From the oppressors to the oppressed, humans don’t have a good history of colonization. Space colonization is an entirely different frontier. This would involve terraforming a planet or moon, a process in which scientists and machines transform the area of settlement into one suitable for human life. Then, the first humans would create small communities in which they attempt to survive and reproduce. If all goes well, the colonies begin to expand, replicating similar conditions that existed on Earth. Every object we hope to colonize will undergo a similar process. The universe is immensely large, ranging to approximately 93 billion light years in diameter, where the beauties of cosmological expansion are constant and continual. Evidently, we have a lot of space to stretch out, and it seems necessary to do so. 

By dispersing the human population onto other astronomical objects, we would likely decrease the effects of human-led climate change on any single planet. According to NASA, human-led climate change has spiked since the mid-20th century, causing disastrous effects. The increase in temperature has melted polar ice caps, caused alarming droughts, and increased the effects of natural disasters. In future years, the temperature increase is projected to cause a whopping $54 trillion in damages—an inconceivably large number. Compare this to the estimated cost of operations and launch of a Mars colonization mission which falls in the range of $100 to $500 billion per mission. Although this number is rather large, it may be a good thing.

What gift to a struggling species is better than that of another home? The natural human tendency to look out for ourselves might ultimately force us to peacefully work together.

With the high price of colonization, no one country can finance it. Multiple countries ought to put aside their differences and unite—not as individuals plagued with distinct motives—but simply as one species: humans. Large countries such as the US, China, and Russia must band together to finance the colonization of astronomical objects so that humanity has a second chance. What gift to a struggling species is better than that of another home? While it seems unlikely for these peoples to set aside their differences and exist simply as humans, the natural human tendency to look out for ourselves might ultimately force us to peacefully work together. This is, perhaps, one of the only times in which inherent human greed is quite desirable, for this is what will push us toward the stars. Imagine the reaction humanity would experience if we were to terraform a desolate planet such as Mars, Earthlings making decisions as a single entity to design a planet necessary for human life to persist.

Further, with our species being safely distributed across numerous new homes, the very real threat of one major event wiping out our entire species is safely avoided. Space colonization will not prevent an outbreak of nuclear warfare. It will, however, ensure that humanity survives and continues to evolve into a more advanced species which has the opportunity to learn from the mistakes of its ancestors.

Given the dangers of our world, it seems entirely necessary to disperse humanity across the cosmos to avoid extinction.
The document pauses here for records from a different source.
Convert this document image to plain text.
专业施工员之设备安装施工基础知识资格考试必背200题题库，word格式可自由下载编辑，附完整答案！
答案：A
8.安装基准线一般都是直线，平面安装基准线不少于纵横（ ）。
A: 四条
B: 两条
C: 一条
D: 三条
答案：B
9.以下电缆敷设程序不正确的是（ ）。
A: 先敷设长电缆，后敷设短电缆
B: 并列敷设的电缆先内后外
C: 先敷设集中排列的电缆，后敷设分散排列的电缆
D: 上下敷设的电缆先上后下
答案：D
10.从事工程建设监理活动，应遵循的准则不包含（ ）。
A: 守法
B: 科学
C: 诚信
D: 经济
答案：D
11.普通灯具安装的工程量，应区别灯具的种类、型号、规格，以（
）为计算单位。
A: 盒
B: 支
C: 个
As world-renowned theoretical physicist Stephen Hawking once said, “The human race shouldn’t have all its eggs in one basket, or on one planet.

Next time, when the overbearing winds of the day settle into a slight beat as the twinkling stars rise into view, venture from the safe chambers of your home to view your place as a subject within the universe’s creation. Close your eyes, look up, pick a single star, and hope that—for the sake of humanity—we may reach there some time soon.